Il y eut de nouveau un carillon de rires. Puis Christine redevint grave. Son front se voila de tristesse.

— Il y eut aussi Descartes que tu oublies, le plus grand des philosophes de notre temps et sans doute de tous les temps. Je tenais avec lui un actif commerce de lettres. Je lui posai des questions saugrenues auxquelles il répondait avec une constante, une subtile complaisance.
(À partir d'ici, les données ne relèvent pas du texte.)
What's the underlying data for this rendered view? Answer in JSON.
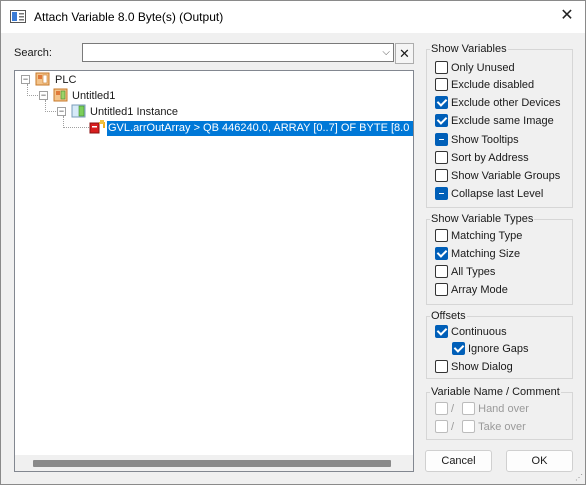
{
  "window": {
    "title": "Attach Variable 8.0 Byte(s) (Output)",
    "close_glyph": "✕"
  },
  "search": {
    "label": "Search:",
    "value": "",
    "dropdown_glyph": "⌵",
    "clear_glyph": "✕"
  },
  "tree": {
    "nodes": [
      {
        "label": "PLC",
        "toggle": "⊟"
      },
      {
        "label": "Untitled1",
        "toggle": "⊟"
      },
      {
        "label": "Untitled1 Instance",
        "toggle": "⊟"
      }
    ],
    "selected_item": "GVL.arrOutArray   >   QB 446240.0, ARRAY [0..7] OF BYTE [8.0"
  },
  "show_variables": {
    "title": "Show Variables",
    "options": [
      {
        "label": "Only Unused",
        "state": "unchecked"
      },
      {
        "label": "Exclude disabled",
        "state": "unchecked"
      },
      {
        "label": "Exclude other Devices",
        "state": "checked"
      },
      {
        "label": "Exclude same Image",
        "state": "checked"
      },
      {
        "label": "Show Tooltips",
        "state": "indeterminate"
      },
      {
        "label": "Sort by Address",
        "state": "unchecked"
      },
      {
        "label": "Show Variable Groups",
        "state": "unchecked"
      },
      {
        "label": "Collapse last Level",
        "state": "indeterminate"
      }
    ]
  },
  "show_variable_types": {
    "title": "Show Variable Types",
    "options": [
      {
        "label": "Matching Type",
        "state": "unchecked"
      },
      {
        "label": "Matching Size",
        "state": "checked"
      },
      {
        "label": "All Types",
        "state": "unchecked"
      },
      {
        "label": "Array Mode",
        "state": "unchecked"
      }
    ]
  },
  "offsets": {
    "title": "Offsets",
    "continuous": {
      "label": "Continuous",
      "state": "checked"
    },
    "ignore_gaps": {
      "label": "Ignore Gaps",
      "state": "checked"
    },
    "show_dialog": {
      "label": "Show Dialog",
      "state": "unchecked"
    }
  },
  "variable_name": {
    "title": "Variable Name / Comment",
    "separator": "/",
    "hand_over": "Hand over",
    "take_over": "Take over"
  },
  "buttons": {
    "cancel": "Cancel",
    "ok": "OK"
  },
  "colors": {
    "selection": "#0078d7",
    "checkbox_accent": "#005fb8"
  }
}
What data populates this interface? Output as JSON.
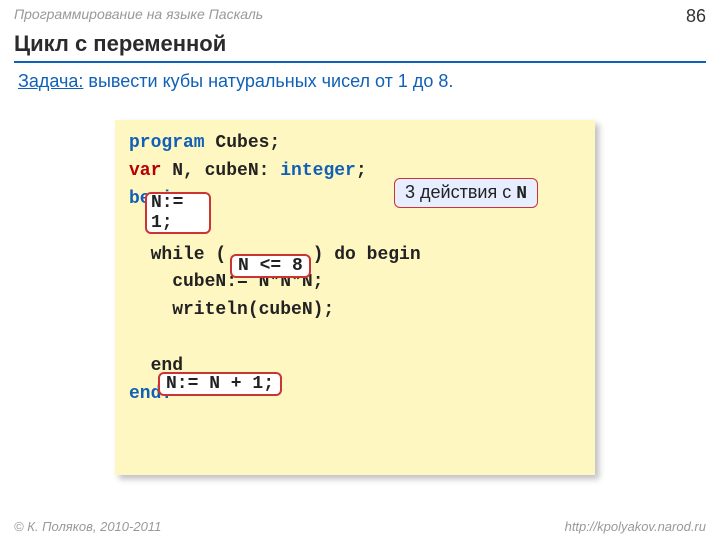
{
  "header": {
    "course": "Программирование на языке Паскаль",
    "page": "86"
  },
  "title": "Цикл с переменной",
  "task": {
    "label": "Задача:",
    "text": " вывести кубы натуральных чисел от 1 до 8."
  },
  "code": {
    "l1a": "program",
    "l1b": " Cubes;",
    "l2a": "var",
    "l2b": " N, cubeN: ",
    "l2c": "integer",
    "l2d": ";",
    "l3": "begin",
    "init1": "N:=",
    "init2": "1;",
    "l5a": "  while ( ",
    "cond": "N <= 8",
    "l5b": " ) do begin",
    "l6": "    cubeN:= N*N*N;",
    "l7": "    writeln(cubeN);",
    "incr": "N:= N + 1;",
    "l9": "  end",
    "l10": "end."
  },
  "callout": {
    "a": "3 действия с ",
    "b": "N"
  },
  "footer": {
    "left": "© К. Поляков, 2010-2011",
    "right": "http://kpolyakov.narod.ru"
  }
}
Par exemple : « Qui fait le plus de mal aux hommes, l’amour ou la haine ?» Tu vois que l’amour restait ma préoccupation principale. « C’est incontestablement l’amour, répondit-il dans la lettre suivante, l’amour qui nous rend capables de faire plus de mal au reste des hommes, d’autant qu’il a naturellement beaucoup plus de vigueur que la haine, »

« Je fus si transportée de ces missives et de sa gentillesse que je n’eùs plus qu’un désir : connaître cet étonnant philosophe, l’inviter à ma cour. Viendrait-il ? L’aventure ne semblait pas le tenter outre mesure. Il n’aimait pas les voyages et craignait l’hiver. Mais on lui battait froid en Hollande, où il avait habité vingt-cinq ans. On l’accusait d’athéisme, le pauvre homme ! Il se décida donc, mais sans enthousiasme. Je me souviens encore de sa lettre :

« Puisqu’il plaît à la reine de Suède que j’aie l’honneur de lui faire la révérence, j’ai tant de vénération pour les qualités de cette princesse que les moindres de ses volontés sont des commandements… Je me résous seulement à obéir. »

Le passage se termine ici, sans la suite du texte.